Si la science nous apporte des informations inestimables, elle a peu à voir avec notre progrès spirituel. De son côté, la spiritualité – le bouddhisme dans mon cas – a pour objectif notre transformation intérieure, et cela dans le but de penser et d’agir juste et de développer en nous le sentiment de compassion afin que nous puissions aider les autres.

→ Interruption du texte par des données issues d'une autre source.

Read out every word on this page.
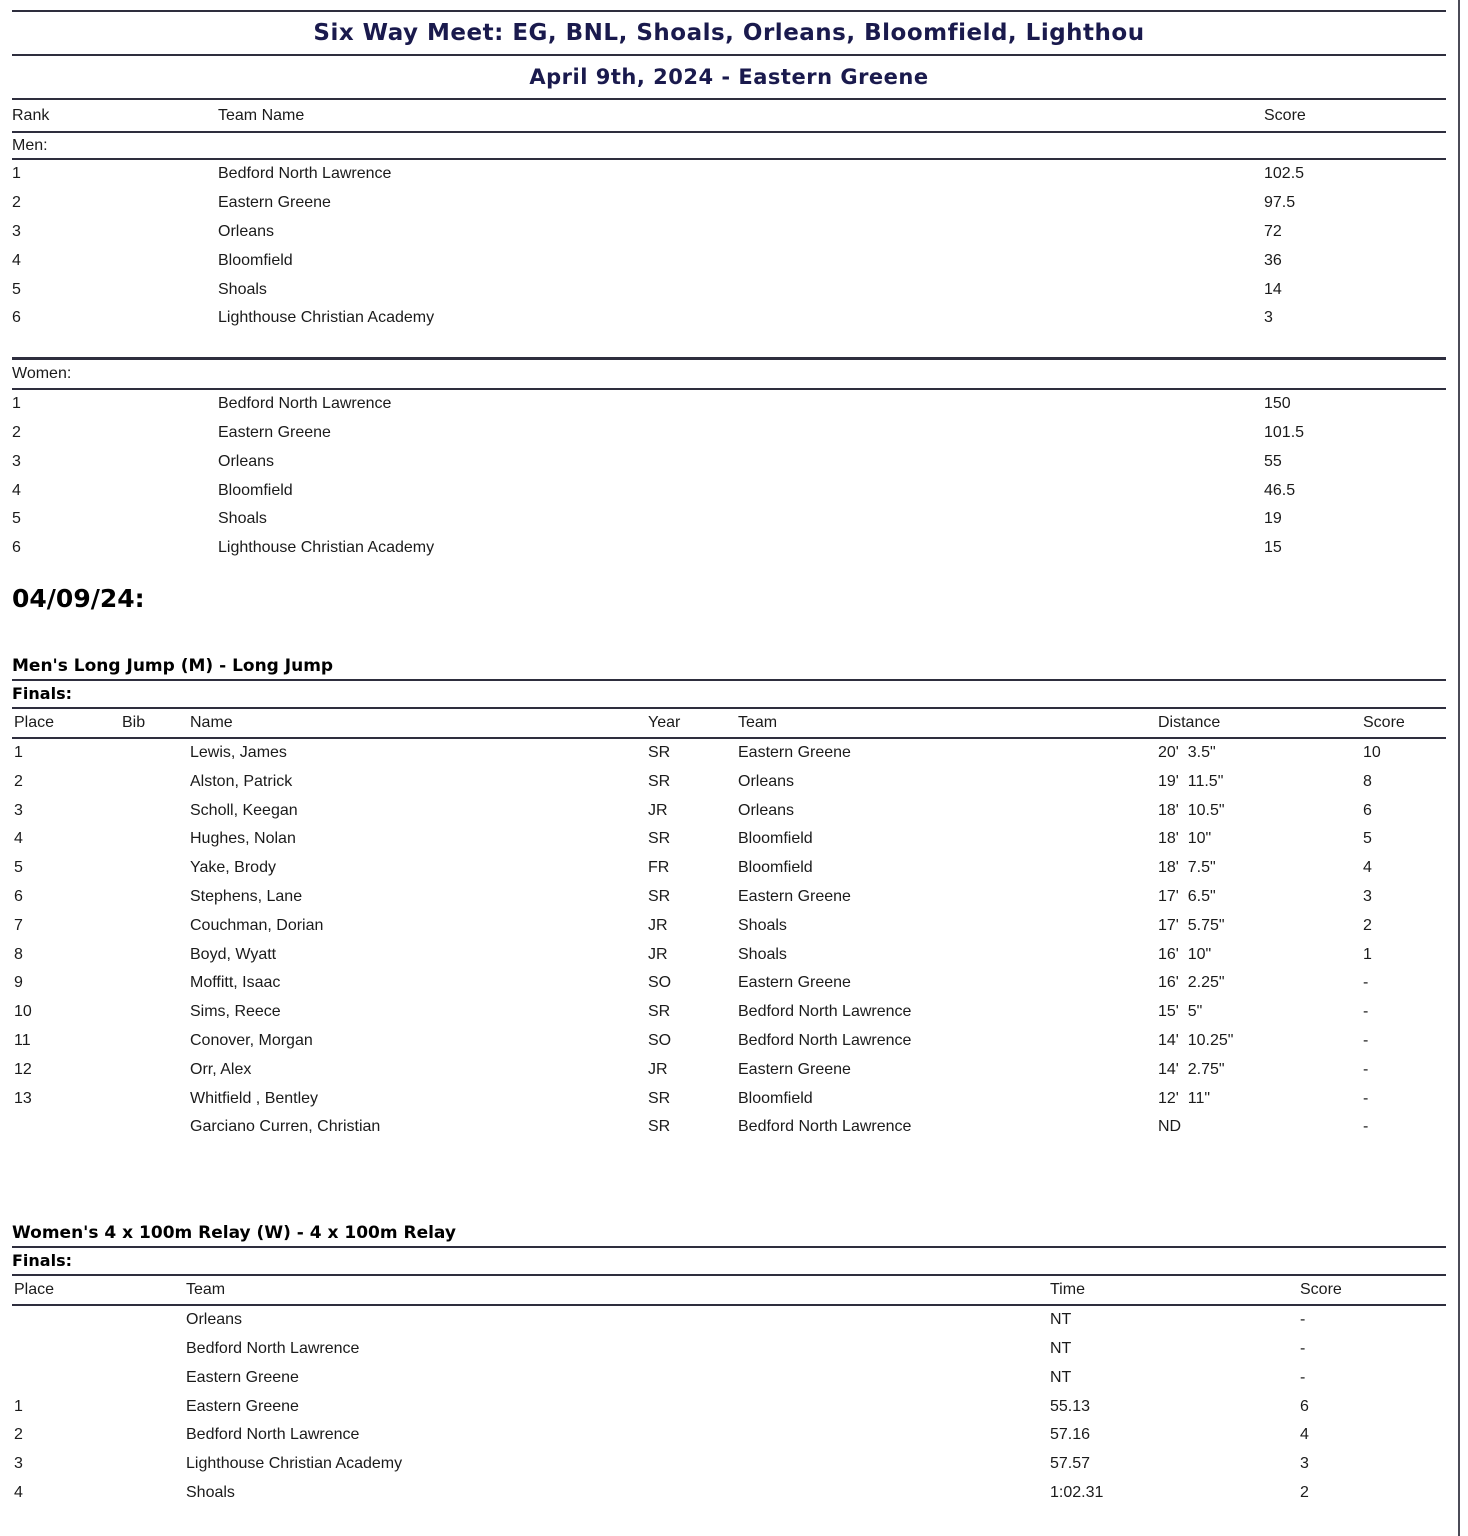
Six Way Meet: EG, BNL, Shoals, Orleans, Bloomfield, Lighthou
April 9th, 2024 - Eastern Greene
Rank	Team Name	Score
Men:
1	Bedford North Lawrence	102.5
2	Eastern Greene	97.5
3	Orleans	72
4	Bloomfield	36
5	Shoals	14
6	Lighthouse Christian Academy	3
Women:
1	Bedford North Lawrence	150
2	Eastern Greene	101.5
3	Orleans	55
4	Bloomfield	46.5
5	Shoals	19
6	Lighthouse Christian Academy	15
04/09/24:
Men's Long Jump (M) - Long Jump
Finals:
Place	Bib	Name	Year	Team	Distance	Score
1	Lewis, James	SR	Eastern Greene	20'  3.5"	10
2	Alston, Patrick	SR	Orleans	19'  11.5"	8
3	Scholl, Keegan	JR	Orleans	18'  10.5"	6
4	Hughes, Nolan	SR	Bloomfield	18'  10"	5
5	Yake, Brody	FR	Bloomfield	18'  7.5"	4
6	Stephens, Lane	SR	Eastern Greene	17'  6.5"	3
7	Couchman, Dorian	JR	Shoals	17'  5.75"	2
8	Boyd, Wyatt	JR	Shoals	16'  10"	1
9	Moffitt, Isaac	SO	Eastern Greene	16'  2.25"	-
10	Sims, Reece	SR	Bedford North Lawrence	15'  5"	-
11	Conover, Morgan	SO	Bedford North Lawrence	14'  10.25"	-
12	Orr, Alex	JR	Eastern Greene	14'  2.75"	-
13	Whitfield , Bentley	SR	Bloomfield	12'  11"	-
Garciano Curren, Christian	SR	Bedford North Lawrence	ND	-
Women's 4 x 100m Relay (W) - 4 x 100m Relay
Finals:
Place	Team	Time	Score
Orleans	NT	-
Bedford North Lawrence	NT	-
Eastern Greene	NT	-
1	Eastern Greene	55.13	6
2	Bedford North Lawrence	57.16	4
3	Lighthouse Christian Academy	57.57	3
4	Shoals	1:02.31	2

Le but de la science est fondamentalement l’étude et l’interprétation des phénomènes, alors que pour le bouddhisme, l’approche contemplative doit provoquer en nous une transformation personnelle profonde en termes de perception du monde et d’action sur lui. Le contemplatif, en comprenant la vraie nature du monde physique, en réalisant que les objets n’ont pas d’existence intrinsèque et que leur nature est interdépendante, se détache d’eux, ce qui allège sa souffrance et lui permet de progresser sur la voie de l’Éveil. Pour sa part, le scientifique, parvenu à la même compréhension, se contente généralement de la considérer comme un progrès intellectuel stimulant, mais sans remettre en cause ni sa vision profonde du monde ni sa manière de vivre La science a démontré qu’elle pouvait agir sur le monde, mais en soi elle ne peut guider l’utilisation qu’on en fait. Seule la spiritualité est à même de jouer ce rôle. Elle n’est pas un luxe, mais une nécessité.